The basic storyline of this film has much in common with Pygmalion, the George Bernard Shaw play which was later remade as a musical, “My Fair Lady.” All are stories about women who are “made by” men — men who are then spurned when they realize they cannot own what they feel they have created. But Lanthimos and his crew made this story resonate, for me, much more than those earlier versions of this tale ever did. And it must be said, the kind of imagination and technical wizardry that they brought to the visuals — and to the idiosyncratic use of music, which I could write a separate essay about — really breathed the stuff of life into this telling.

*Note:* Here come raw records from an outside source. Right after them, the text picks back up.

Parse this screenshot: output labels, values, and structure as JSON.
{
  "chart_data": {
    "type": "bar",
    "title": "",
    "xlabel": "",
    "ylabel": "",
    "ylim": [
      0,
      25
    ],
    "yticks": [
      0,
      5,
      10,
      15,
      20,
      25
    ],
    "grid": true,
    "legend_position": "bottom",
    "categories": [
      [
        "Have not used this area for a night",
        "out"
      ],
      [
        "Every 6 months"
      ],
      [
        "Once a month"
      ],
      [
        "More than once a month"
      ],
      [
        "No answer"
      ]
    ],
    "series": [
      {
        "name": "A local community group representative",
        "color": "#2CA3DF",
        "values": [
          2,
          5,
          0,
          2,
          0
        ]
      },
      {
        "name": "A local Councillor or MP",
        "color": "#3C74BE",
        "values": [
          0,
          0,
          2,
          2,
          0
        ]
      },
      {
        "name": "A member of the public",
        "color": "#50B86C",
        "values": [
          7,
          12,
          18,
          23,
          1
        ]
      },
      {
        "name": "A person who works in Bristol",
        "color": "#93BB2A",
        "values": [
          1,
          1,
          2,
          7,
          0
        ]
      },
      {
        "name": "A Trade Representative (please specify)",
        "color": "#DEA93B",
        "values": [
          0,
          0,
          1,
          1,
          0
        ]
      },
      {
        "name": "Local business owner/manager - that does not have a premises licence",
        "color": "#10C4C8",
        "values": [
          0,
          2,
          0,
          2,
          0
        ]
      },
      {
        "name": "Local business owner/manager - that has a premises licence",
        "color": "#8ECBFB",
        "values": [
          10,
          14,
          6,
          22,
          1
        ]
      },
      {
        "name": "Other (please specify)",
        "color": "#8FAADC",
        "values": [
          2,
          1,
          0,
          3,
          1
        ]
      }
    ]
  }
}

Of course, Emma Stone’s performance as Bella deserves special mention. The film required a certain special magic to make this character work. At its worst, a character like Bella might have come across as another groan-inducing portrait of a mentally-disabled person by a non-disabled actor. But Stone locates a real sense of childlike wonder and chaos within Bella in those early scenes. In the way she walks, in her strange shifts of mood, her sudden outbursts of violence followed by giggles, we do get a very real sense of what it might be like to be a toddler coming to grips with a grown woman’s body.

As Bella learns and matures through her experiences, the way Stone modulates her performance, and gradually refines her body-language and manner of speech — well, it’s so subtle you almost don’t notice, until suddenly you realize that Bella has been speaking full and intelligent sentences for awhile, and that she no longer walks like a toddler, and you can’t quite recall the moment where that transition happened.

By the ending of the film, Bella has become an incredibly unique and memorable character, and much unlikely poetry (and stinging comedy) has been revealed through her journey.